A. Algorithm time complexity
1. recursive accumulation i ~ j:
#include<stdio.h>
int fun(int k,int n){
if(n<=k){ //最后一个数
return k; //函数出口
}
else{
return fun(k,n-1)+n; //递归累加,将本次的n与n-1相加并继续计算
}
}
int main(){
int result = fun(1,100);
printf("%d",result);
return 0;
}
operation result:
return fun (k, n-1) + n; the frequency of execution of the statement is T (n).
Time complexity is O (N), the program returns as fun this function is added to the current from the n-n forward decrease until n <n at k = k plus returns the final result obtained.

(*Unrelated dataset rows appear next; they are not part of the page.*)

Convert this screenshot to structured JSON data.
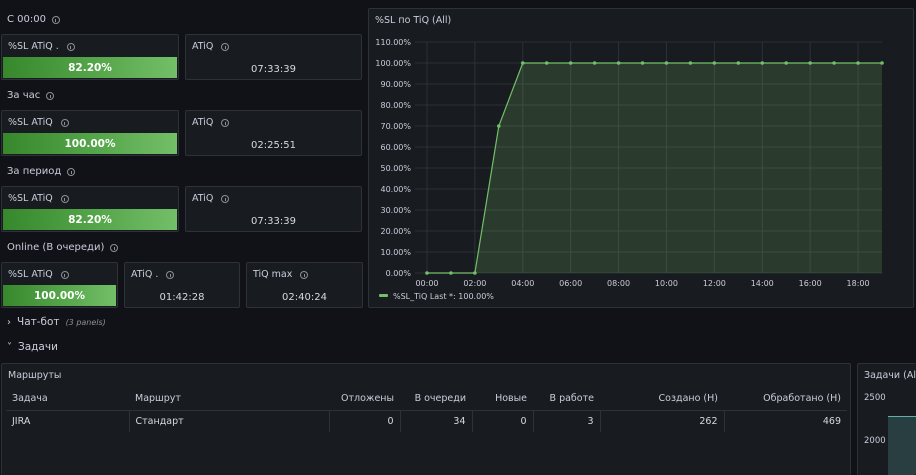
{
  "sections": {
    "since_midnight": "С 00:00",
    "per_hour": "За час",
    "per_period": "За период",
    "online": "Online (В очереди)"
  },
  "stats": {
    "r1": [
      {
        "title": "%SL ATiQ .",
        "value": "82.20%",
        "fill": 1.0
      },
      {
        "title": "ATiQ",
        "value": "07:33:39"
      }
    ],
    "r2": [
      {
        "title": "%SL ATiQ",
        "value": "100.00%",
        "fill": 1.0
      },
      {
        "title": "ATiQ",
        "value": "02:25:51"
      }
    ],
    "r3": [
      {
        "title": "%SL ATiQ",
        "value": "82.20%",
        "fill": 1.0
      },
      {
        "title": "ATiQ",
        "value": "07:33:39"
      }
    ],
    "r4": [
      {
        "title": "%SL ATiQ",
        "value": "100.00%",
        "fill": 1.0
      },
      {
        "title": "ATiQ .",
        "value": "01:42:28"
      },
      {
        "title": "TiQ max",
        "value": "02:40:24"
      }
    ]
  },
  "chart_panel": {
    "title": "%SL по TiQ (All)"
  },
  "chart_data": {
    "type": "area",
    "title": "%SL по TiQ (All)",
    "x_ticks": [
      "00:00",
      "02:00",
      "04:00",
      "06:00",
      "08:00",
      "10:00",
      "12:00",
      "14:00",
      "16:00",
      "18:00"
    ],
    "y_ticks": [
      "0.00%",
      "10.00%",
      "20.00%",
      "30.00%",
      "40.00%",
      "50.00%",
      "60.00%",
      "70.00%",
      "80.00%",
      "90.00%",
      "100.00%",
      "110.00%"
    ],
    "ylim": [
      0,
      110
    ],
    "xlim_hours": [
      -0.5,
      19
    ],
    "series": [
      {
        "name": "%SL_TiQ",
        "color": "#73bf69",
        "x_hours": [
          0,
          1,
          2,
          3,
          4,
          5,
          6,
          7,
          8,
          9,
          10,
          11,
          12,
          13,
          14,
          15,
          16,
          17,
          18,
          19
        ],
        "values": [
          0,
          0,
          0,
          70,
          100,
          100,
          100,
          100,
          100,
          100,
          100,
          100,
          100,
          100,
          100,
          100,
          100,
          100,
          100,
          100
        ]
      }
    ],
    "legend_text": "%SL_TiQ  Last *: 100.00%",
    "legend_placement": "bottom-left",
    "grid": true
  },
  "rows": {
    "chatbot": {
      "label": "Чат-бот",
      "sub": "(3 panels)"
    },
    "tasks": {
      "label": "Задачи"
    }
  },
  "routes_panel": {
    "title": "Маршруты",
    "headers": [
      "Задача",
      "Маршрут",
      "Отложены",
      "В очереди",
      "Новые",
      "В работе",
      "Создано (H)",
      "Обработано (H)"
    ],
    "rows": [
      [
        "JIRA",
        "Стандарт",
        "0",
        "34",
        "0",
        "3",
        "262",
        "469"
      ]
    ]
  },
  "tasks_panel": {
    "title": "Задачи (All)",
    "y_ticks": [
      "2500",
      "2000"
    ]
  },
  "colors": {
    "green": "#73bf69",
    "panel_bg": "#181b1f",
    "page_bg": "#111217"
  }
}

2. Optimize the time complexity
C implemented using binary sort:
#include<stdio.h>
int a[101],n;
void quick_sort(int left,int right) {
int i , j, temp ,t;
if(left > right){
return;
}
temp = a[left]; //以第一个数为基准
i = left;
j = right;
while(i!=j){
while(a[j]>=temp && i<j){ //从后往前与temp比较
j--; //temp比不过a[j],前移一位继续与temp比较
}
while(a[i]<=temp && i<j){ //从前往后与temp比较
i++; //temp比a[i]大则与后一位继续比较
}
if(i<j){ //直到不满足以上条件了
//交换数组
t = a[i];
a[i] = a[j];
a[j] = t;
}
}
a[left] = a[i]; //将交换的这一个数组重新指定为临时变量
a[i] = temp; //将一开始的临时变量放到该位置
//以交换的位置为界分开处理,继续二分处理
quick_sort(left,i-1);
quick_sort(i+1,right);
return ;
}
int main(){
int i;
printf("输入总共多少个数据:\n");
scanf("%d",&n);
printf("输入准备排序的数据:\n");
for( i = 1;i <= n; i++){
scanf("%d",&a[i]);
}
quick_sort(1,n);
printf("快速排序后的数据:\n");
for( i = 1;i <= n; i++){
printf("%d ",a[i]);
}
}
Using dichotomy is possible to reduce the number of times of execution of the code to optimize the time complexity, the number of computations is: the ASL = {[(n-+. 1) / n-] Iog2 ^ * (n-+. 1)} -. 1 , so the time complexity of the program degree of O (log2N).
Run the structure of its program as a tree structure:
3. The worst time complexity.
Bubble implement sorting:
#include <stdio.h>
int main(){
int a[10];
int i,j,temp=0;
printf("输入准备排序的数字:");
for(i = 0;i<10;i++){
scanf("%d",&a[i]);
}
for(i=0;i<9;i++){ //从a[0]开始与其他数组比较
for(j=0;j<10-i;j++){ // 排好的数组放在n-i位的后一位,所以不需要与这些数组比较
if(a[j+1]<a[j]){ //从小到大排序
temp=a[j];
a[j]=a[j+1];
a[j+1]=temp;
}
}
}
for(i=0;i<10;i++){
printf("%3d",a[i]);
}
return 0;
}
operation result:
From time to read out the operation time of 3.999s, the time complexity of the algorithm is the worst case i.e. n * n (n ^ 2).